Department of Statistics, University of Oxford, 24-29 St Giles, Oxford OX1 3LB, U.K.
BenevolentAI, 4-8 Maple Street, London W1T 5HD, U.K.
J Chem Inf Model. 2020 Aug 24;60(8):3722-3730. doi: 10.1021/acs.jcim.0c00263. Epub 2020 Aug 4.
Current deep learning methods for structure-based virtual screening take the structures of both the protein and the ligand as input but make little or no use of the protein structure when predicting ligand binding. Here, we show how a relatively simple method of data set augmentation forces such deep learning methods to take into account information from the protein. Models trained in this way are more generalizable (make better predictions on protein/ligand complexes from a different distribution to the training data).
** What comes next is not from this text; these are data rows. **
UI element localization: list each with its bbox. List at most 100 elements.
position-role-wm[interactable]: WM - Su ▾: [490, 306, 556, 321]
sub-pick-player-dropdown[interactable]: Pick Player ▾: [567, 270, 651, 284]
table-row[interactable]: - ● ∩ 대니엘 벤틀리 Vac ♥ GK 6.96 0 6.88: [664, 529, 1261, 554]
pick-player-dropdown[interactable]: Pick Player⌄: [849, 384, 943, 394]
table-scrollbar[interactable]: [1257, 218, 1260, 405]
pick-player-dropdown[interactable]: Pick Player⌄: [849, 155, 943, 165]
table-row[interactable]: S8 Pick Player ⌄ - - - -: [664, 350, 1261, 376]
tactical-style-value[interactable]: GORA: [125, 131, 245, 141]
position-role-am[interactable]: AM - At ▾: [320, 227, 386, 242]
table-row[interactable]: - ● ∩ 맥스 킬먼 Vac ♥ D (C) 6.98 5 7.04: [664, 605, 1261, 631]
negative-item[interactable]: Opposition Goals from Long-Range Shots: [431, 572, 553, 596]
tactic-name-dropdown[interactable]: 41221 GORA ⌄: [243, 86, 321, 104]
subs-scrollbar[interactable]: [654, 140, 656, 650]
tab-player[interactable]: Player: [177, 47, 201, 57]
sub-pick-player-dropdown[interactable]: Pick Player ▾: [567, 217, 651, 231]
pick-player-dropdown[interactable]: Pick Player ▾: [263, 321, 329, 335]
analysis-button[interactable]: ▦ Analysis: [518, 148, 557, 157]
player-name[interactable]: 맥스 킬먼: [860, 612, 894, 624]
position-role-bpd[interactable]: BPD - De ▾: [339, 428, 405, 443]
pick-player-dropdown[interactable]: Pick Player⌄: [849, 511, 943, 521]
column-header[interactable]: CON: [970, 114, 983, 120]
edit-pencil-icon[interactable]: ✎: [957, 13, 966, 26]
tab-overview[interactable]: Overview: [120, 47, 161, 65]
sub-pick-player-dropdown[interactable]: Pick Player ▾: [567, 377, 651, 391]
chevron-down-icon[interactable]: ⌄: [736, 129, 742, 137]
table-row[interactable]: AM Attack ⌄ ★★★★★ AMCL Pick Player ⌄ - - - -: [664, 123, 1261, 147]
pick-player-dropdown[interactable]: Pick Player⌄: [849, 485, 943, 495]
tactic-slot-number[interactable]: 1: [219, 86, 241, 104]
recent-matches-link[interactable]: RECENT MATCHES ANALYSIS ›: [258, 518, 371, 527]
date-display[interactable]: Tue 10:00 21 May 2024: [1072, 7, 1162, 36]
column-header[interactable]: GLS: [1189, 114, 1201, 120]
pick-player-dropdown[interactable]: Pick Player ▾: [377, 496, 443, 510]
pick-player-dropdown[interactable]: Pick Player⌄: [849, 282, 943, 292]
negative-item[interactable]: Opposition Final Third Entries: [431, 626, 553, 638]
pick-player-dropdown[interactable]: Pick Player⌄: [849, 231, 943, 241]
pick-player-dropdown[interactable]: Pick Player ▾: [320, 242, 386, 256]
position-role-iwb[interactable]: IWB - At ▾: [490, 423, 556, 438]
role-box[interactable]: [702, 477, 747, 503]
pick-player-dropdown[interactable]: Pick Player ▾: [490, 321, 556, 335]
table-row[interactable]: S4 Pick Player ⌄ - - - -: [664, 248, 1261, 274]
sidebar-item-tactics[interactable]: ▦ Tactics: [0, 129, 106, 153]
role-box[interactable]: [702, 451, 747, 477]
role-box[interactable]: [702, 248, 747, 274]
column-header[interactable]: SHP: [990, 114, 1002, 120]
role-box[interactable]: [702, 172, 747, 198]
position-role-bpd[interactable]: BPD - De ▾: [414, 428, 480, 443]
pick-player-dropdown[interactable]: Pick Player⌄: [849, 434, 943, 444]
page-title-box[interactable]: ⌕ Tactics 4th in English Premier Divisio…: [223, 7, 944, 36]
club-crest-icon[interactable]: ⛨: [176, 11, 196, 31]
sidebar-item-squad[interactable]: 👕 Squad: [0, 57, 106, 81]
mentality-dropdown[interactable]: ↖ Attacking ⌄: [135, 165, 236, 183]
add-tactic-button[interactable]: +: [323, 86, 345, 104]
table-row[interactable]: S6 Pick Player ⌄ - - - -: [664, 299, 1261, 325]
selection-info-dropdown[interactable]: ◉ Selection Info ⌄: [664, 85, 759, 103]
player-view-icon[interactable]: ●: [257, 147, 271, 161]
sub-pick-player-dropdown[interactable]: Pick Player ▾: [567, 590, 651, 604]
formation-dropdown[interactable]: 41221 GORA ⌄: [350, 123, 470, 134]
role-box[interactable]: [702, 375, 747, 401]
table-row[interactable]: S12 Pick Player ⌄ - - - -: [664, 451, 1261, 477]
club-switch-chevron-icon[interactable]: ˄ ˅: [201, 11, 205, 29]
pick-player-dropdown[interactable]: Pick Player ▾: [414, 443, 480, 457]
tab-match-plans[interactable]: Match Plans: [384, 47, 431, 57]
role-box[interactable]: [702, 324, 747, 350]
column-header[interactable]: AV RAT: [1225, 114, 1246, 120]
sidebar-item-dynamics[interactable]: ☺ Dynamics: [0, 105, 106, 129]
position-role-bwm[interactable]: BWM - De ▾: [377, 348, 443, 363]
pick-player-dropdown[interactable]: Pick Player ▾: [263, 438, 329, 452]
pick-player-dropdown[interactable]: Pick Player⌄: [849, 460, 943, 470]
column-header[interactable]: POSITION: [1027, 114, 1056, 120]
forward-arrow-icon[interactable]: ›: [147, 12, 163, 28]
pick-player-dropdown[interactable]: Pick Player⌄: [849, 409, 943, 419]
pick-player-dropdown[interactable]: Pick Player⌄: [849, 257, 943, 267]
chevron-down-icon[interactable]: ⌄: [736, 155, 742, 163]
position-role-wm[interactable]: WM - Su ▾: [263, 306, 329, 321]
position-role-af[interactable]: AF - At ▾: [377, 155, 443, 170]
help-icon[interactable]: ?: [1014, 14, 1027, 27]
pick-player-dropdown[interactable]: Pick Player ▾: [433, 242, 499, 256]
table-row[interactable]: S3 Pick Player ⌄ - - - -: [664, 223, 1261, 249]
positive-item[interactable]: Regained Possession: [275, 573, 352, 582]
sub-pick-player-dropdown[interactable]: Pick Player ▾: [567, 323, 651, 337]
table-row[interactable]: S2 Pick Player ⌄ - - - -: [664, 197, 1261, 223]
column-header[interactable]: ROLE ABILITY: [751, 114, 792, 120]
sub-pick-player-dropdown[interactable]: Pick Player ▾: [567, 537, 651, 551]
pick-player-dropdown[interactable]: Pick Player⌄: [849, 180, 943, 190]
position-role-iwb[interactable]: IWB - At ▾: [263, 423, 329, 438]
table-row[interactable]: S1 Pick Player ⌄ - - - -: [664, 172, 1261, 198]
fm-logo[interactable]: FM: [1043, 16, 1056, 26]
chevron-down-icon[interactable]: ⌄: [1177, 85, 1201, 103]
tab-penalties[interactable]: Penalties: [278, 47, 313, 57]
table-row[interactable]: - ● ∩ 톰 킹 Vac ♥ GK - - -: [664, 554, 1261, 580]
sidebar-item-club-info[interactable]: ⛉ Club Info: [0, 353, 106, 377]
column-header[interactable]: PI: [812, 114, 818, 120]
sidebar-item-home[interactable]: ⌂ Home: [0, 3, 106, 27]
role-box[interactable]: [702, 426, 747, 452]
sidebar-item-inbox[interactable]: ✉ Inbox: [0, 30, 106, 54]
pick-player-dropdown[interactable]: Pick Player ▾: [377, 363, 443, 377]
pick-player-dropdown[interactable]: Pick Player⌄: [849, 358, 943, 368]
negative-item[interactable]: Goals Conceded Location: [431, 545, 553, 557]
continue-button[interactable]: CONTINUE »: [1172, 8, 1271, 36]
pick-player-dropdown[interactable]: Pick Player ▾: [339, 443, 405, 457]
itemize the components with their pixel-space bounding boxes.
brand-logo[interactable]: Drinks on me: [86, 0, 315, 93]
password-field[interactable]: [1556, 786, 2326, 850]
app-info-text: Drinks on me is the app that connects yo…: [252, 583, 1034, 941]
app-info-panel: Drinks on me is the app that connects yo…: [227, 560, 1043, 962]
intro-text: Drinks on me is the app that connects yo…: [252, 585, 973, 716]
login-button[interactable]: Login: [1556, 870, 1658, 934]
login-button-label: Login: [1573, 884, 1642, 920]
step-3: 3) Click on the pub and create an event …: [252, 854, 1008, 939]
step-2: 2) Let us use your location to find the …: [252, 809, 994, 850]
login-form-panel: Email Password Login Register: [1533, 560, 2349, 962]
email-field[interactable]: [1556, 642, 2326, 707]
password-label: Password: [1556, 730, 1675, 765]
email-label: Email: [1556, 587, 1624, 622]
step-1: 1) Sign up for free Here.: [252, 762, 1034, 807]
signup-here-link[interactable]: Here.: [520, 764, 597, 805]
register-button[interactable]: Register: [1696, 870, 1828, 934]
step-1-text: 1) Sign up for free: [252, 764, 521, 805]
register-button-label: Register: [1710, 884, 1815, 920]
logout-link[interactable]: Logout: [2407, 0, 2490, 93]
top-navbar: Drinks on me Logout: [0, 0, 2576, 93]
They also assign more meaningful importance to the protein and ligand atoms involved in binding. Overall, our results show that data set augmentation can help deep learning-based virtual screening to learn physical interactions rather than data set biases.
目前基于结构的虚拟筛选的深度学习方法将蛋白质和配体的结构都作为输入,但在预测配体结合时很少或根本不利用蛋白质结构。在这里,我们展示了一种相对简单的数据增强方法,迫使这些深度学习方法考虑来自蛋白质的信息。以这种方式训练的模型具有更好的通用性(在来自与训练数据不同分布的蛋白质/配体复合物上做出更好的预测)。它们还赋予了在结合中涉及的蛋白质和配体原子更有意义的重要性。总的来说,我们的结果表明,数据集增强可以帮助基于深度学习的虚拟筛选学习物理相互作用,而不是数据集偏差。